Visions of life in America as we travel the interstates, highways, and byways. Glimpses of life that pass by at 60 miles per hour. Mere seconds form lasting impressions. The new multi-story hotels, and busy gas stations with stores offering everything from candy bars and soda, to fancy chargers for our electronics. The defunct roadside motels that now sit abandoned, tagged with a kindergarten-like scribble formed by an aerosol can. Farmhouses and livestock dotting the hillsides. Planned communities of cookie cutter homes turning their backs to the highway, the patio furniture abandoned for the winter. Designer outlet centers seeking to lure cars from the highway with the promise of unbeatable deals. Billboards advertise gasoline prices, fast food, and accidental injury lawyers who don’t get paid until you get paid.
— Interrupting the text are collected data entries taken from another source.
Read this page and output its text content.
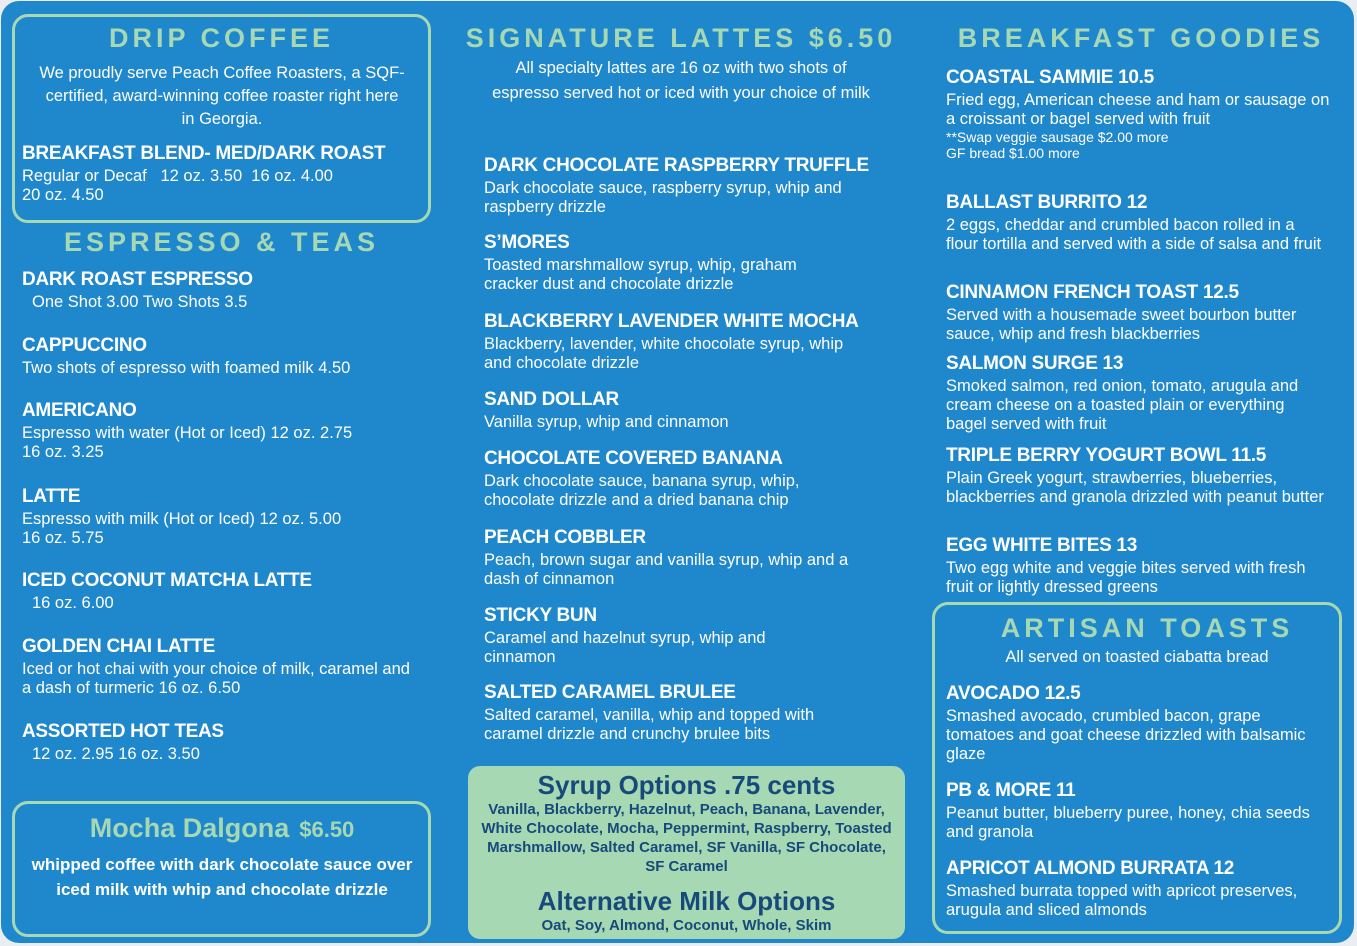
DRIP COFFEE
We proudly serve Peach Coffee Roasters, a SQF-certified, award-winning coffee roaster right here in Georgia.
BREAKFAST BLEND- MED/DARK ROAST
Regular or Decaf   12 oz. 3.50  16 oz. 4.00
20 oz. 4.50
ESPRESSO & TEAS
DARK ROAST ESPRESSO
One Shot 3.00 Two Shots 3.5
CAPPUCCINO
Two shots of espresso with foamed milk 4.50
AMERICANO
Espresso with water (Hot or Iced) 12 oz. 2.75
16 oz. 3.25
LATTE
Espresso with milk (Hot or Iced) 12 oz. 5.00
16 oz. 5.75
ICED COCONUT MATCHA LATTE
16 oz. 6.00
GOLDEN CHAI LATTE
Iced or hot chai with your choice of milk, caramel and a dash of turmeric 16 oz. 6.50
ASSORTED HOT TEAS
12 oz. 2.95 16 oz. 3.50
Mocha Dalgona $6.50
whipped coffee with dark chocolate sauce over iced milk with whip and chocolate drizzle
SIGNATURE LATTES $6.50
All specialty lattes are 16 oz with two shots of espresso served hot or iced with your choice of milk
DARK CHOCOLATE RASPBERRY TRUFFLE
Dark chocolate sauce, raspberry syrup, whip and raspberry drizzle
S’MORES
Toasted marshmallow syrup, whip, graham cracker dust and chocolate drizzle
BLACKBERRY LAVENDER WHITE MOCHA
Blackberry, lavender, white chocolate syrup, whip and chocolate drizzle
SAND DOLLAR
Vanilla syrup, whip and cinnamon
CHOCOLATE COVERED BANANA
Dark chocolate sauce, banana syrup, whip, chocolate drizzle and a dried banana chip
PEACH COBBLER
Peach, brown sugar and vanilla syrup, whip and a dash of cinnamon
STICKY BUN
Caramel and hazelnut syrup, whip and cinnamon
SALTED CARAMEL BRULEE
Salted caramel, vanilla, whip and topped with caramel drizzle and crunchy brulee bits
Syrup Options .75 cents
Vanilla, Blackberry, Hazelnut, Peach, Banana, Lavender, White Chocolate, Mocha, Peppermint, Raspberry, Toasted Marshmallow, Salted Caramel, SF Vanilla, SF Chocolate, SF Caramel
Alternative Milk Options
Oat, Soy, Almond, Coconut, Whole, Skim
BREAKFAST GOODIES
COASTAL SAMMIE 10.5
Fried egg, American cheese and ham or sausage on a croissant or bagel served with fruit
**Swap veggie sausage $2.00 more
GF bread $1.00 more
BALLAST BURRITO 12
2 eggs, cheddar and crumbled bacon rolled in a flour tortilla and served with a side of salsa and fruit
CINNAMON FRENCH TOAST 12.5
Served with a housemade sweet bourbon butter sauce, whip and fresh blackberries
SALMON SURGE 13
Smoked salmon, red onion, tomato, arugula and cream cheese on a toasted plain or everything bagel served with fruit
TRIPLE BERRY YOGURT BOWL 11.5
Plain Greek yogurt, strawberries, blueberries, blackberries and granola drizzled with peanut butter
EGG WHITE BITES 13
Two egg white and veggie bites served with fresh fruit or lightly dressed greens
ARTISAN TOASTS
All served on toasted ciabatta bread
AVOCADO 12.5
Smashed avocado, crumbled bacon, grape tomatoes and goat cheese drizzled with balsamic glaze
PB & MORE 11
Peanut butter, blueberry puree, honey, chia seeds and granola
APRICOT ALMOND BURRATA 12
Smashed burrata topped with apricot preserves, arugula and sliced almonds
Tractor trailers bearing the names of nondescript logistic companies, an exhausted driver at the wheel. A steady stream of crossover utility vehicles jockeying for position in the left lane to pass them. Police cars in the median reminding drivers to slow down and be safe, causing abrupt lane changes and streams of brake lights. Construction zones standing vacant while signs warn “Stay alert motorists. Fines doubled”. Vehicles precariously perch on the shoulder with hazard lights flashing, inches separating them from the swift ribbon of impatient drivers. Bumpers and rear windows announcing liberal and conservative political leanings, preaching religious beliefs, exalting the favorite sports teams, colleges and universities of stick figure families in minivans.
These are glimpses of America from the passenger seat on a holiday road trip. It’s a form of mindfulness, a reminder to “notice what you notice”. It’s a reminder that we’re a mosaic of people, of places, of cultures. And, despite our differences, we all yearn to be with those we love for the holidays, even if that means long road trips.